Reporting by Recep Sakar, writing by Satuk Bugra Kutlugun
MELBOURNE, Australia
A leading human rights activist has told The Anadolu Agency that "history will judge Australia harshly" on its policy towards asylum seekers.
Daniel Webb, director of advocacy at the Human Rights Law Center in Melbourne, said conditions for refugees held in offshore detention centers on Nauru and Manus islands were "inherently harmful."
Following a recent visit to Manus, Webb said: "I have read every report ever written about what the conditions were like. But I can honestly say that I was still absolutely shocked and confronted by just how bad the conditions were."
He described a "shockingly overcrowded" environment in which "240 people were crammed so close together that you could not even walk between the beds."
The most recent figures from Australia’s immigration department show 1,746 people detained in camps on Nauru and Manus at the end of last month, including 126 women and 107 children.
According to Webb, the presence of guards was "really overwhelming" and the threat of suicide ever-present.

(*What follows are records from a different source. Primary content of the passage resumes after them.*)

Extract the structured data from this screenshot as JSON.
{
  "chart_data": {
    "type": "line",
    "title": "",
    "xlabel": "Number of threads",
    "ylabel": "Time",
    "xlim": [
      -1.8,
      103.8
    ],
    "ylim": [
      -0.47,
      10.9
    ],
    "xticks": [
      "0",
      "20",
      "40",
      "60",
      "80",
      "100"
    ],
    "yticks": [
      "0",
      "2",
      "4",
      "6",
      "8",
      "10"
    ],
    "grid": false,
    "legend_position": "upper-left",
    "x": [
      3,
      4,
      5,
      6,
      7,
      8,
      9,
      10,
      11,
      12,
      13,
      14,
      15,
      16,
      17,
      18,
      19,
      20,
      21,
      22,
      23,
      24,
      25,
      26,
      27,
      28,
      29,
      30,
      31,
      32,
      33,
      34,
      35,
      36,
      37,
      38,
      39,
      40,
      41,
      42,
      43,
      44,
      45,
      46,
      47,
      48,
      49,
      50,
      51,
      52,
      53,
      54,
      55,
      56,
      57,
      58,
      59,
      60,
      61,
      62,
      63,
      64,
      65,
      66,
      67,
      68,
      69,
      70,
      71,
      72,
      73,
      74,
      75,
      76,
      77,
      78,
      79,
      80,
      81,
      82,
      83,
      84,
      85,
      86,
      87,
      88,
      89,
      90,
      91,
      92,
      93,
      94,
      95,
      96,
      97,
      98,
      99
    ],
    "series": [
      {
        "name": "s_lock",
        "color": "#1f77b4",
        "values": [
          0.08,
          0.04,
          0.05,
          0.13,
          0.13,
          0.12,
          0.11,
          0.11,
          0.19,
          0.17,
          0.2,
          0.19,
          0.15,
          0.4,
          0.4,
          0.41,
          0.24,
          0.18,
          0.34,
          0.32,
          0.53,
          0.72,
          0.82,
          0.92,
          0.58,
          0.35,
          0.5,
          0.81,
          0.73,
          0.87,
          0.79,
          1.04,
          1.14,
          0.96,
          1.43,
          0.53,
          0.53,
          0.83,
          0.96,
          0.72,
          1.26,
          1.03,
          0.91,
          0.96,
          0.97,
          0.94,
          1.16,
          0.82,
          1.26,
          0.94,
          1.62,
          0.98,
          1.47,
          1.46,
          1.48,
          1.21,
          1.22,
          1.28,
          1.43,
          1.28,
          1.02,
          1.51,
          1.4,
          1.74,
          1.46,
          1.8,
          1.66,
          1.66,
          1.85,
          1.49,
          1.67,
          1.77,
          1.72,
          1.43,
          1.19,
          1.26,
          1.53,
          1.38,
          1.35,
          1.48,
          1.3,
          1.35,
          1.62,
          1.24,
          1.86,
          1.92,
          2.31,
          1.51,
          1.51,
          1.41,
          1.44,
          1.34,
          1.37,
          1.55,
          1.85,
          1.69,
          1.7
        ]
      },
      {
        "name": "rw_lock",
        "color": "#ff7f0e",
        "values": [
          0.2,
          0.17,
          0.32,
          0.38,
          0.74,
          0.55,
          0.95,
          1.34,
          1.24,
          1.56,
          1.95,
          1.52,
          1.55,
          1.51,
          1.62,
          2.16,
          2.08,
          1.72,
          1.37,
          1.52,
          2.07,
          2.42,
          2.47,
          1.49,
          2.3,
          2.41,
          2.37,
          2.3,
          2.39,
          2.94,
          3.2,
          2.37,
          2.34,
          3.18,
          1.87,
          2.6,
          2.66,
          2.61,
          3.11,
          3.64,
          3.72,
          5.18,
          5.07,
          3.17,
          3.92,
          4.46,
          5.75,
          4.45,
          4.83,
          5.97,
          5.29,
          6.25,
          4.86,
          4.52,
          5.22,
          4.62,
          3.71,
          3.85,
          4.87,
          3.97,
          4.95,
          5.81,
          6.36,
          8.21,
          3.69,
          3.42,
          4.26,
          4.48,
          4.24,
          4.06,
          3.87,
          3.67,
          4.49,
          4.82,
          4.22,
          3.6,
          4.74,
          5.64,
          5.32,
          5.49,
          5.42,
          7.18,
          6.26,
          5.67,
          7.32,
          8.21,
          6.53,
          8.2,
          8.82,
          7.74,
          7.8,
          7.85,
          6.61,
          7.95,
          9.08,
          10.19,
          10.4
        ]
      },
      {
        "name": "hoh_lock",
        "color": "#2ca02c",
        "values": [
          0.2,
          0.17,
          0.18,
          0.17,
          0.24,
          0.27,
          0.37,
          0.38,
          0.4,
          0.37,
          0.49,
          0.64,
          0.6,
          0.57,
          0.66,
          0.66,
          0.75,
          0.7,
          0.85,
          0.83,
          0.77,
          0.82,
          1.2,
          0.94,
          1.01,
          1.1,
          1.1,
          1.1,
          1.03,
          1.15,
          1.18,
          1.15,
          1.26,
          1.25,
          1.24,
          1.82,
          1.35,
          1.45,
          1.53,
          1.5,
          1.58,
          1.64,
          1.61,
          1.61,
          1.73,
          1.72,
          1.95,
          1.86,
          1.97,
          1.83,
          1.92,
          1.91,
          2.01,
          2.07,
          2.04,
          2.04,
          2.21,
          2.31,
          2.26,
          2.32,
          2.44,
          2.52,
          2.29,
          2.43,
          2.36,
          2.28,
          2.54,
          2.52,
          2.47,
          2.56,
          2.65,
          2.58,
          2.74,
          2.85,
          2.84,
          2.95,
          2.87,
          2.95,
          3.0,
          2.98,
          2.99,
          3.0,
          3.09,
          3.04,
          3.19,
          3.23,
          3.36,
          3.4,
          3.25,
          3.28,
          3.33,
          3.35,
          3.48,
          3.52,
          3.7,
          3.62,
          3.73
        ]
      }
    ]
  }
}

"There were signs in the centers that all guards, at all times, must have their Hoffman knives with them," he told AA. "These knives, you use them to cut people down who are trying to kill themselves."
Authorities in Papua New Guinea, where Manus is located, and Nauru have blocked media access to the centers, making reports of insanitary conditions and abuse difficult to verify.
"I can understand why the government keeps them hidden from view because the conditions are absolutely appalling," Webb said.
"There is a combination of harsh, physical conditions inside the center, the very slow processing of the refugee claims and the uncertainty about resettlement arrangements.”
Referring to Reza Barati, a 23-year-old Iranian asylum seeker killed during violent protests at the Manus in February last year, Webb said conditions at the center remained "inhumane" more than a year later.
"The risk of violence is ever present," he said.
Earlier this week, the UN’s special rapporteur on torture, Juan Mendez, reported that Australia was in breach of the international convention on torture over its treatment of refugees, highlighting the detention of children, violence in immigration centers and recent amendments to Australia's maritime laws.
Webb said Australia is "clearly breaching" international law. "The UN High Commissioner of Human Rights said in his first-ever speech last year to the UN Human Rights Council that Australia's asylum seeker policies are producing a chain of human rights violations," he told AA.
According to the advocate, 11 million refugees worldwide are seeking asylum but lack a way of reaching safety.
"People getting on boats and arriving Australia is a symptom of that underlined problem," Webb said. "All Australia's policies are to stop the boats. All we are trying to do is to shift the symptoms but not treat the problem. That causes immeasurable harm to thousands of people in the process."
He added: "An overwhelming majority of the world's refugees are in less developed countries. We shoulder a very small percentage of the global burden, we should be doing more."
Webb said successive Australian governments had continued to break international law and harm innocent asylum seekers in the process.
"History will judge Australia very harshly for that. This is absolutely inexcusable."
According to the UN’s refugee agency, 4,589 asylum applications were lodged with Australia in the first half of 2014, a 23 percent fall on the previous six months. Most asylum seekers continue to travel from Indonesia to Australia's Christmas Island by boat despite the government’s policy of turning back boats or detaining refugees offshore.
Mendez’s report, released Monday found Australia had violated the rights of asylum seekers through torture or cruel or degrading treatment in immigration detention centers.
The report led Prime Minister Tony Abbott to accuse the UN of lecturing Australia.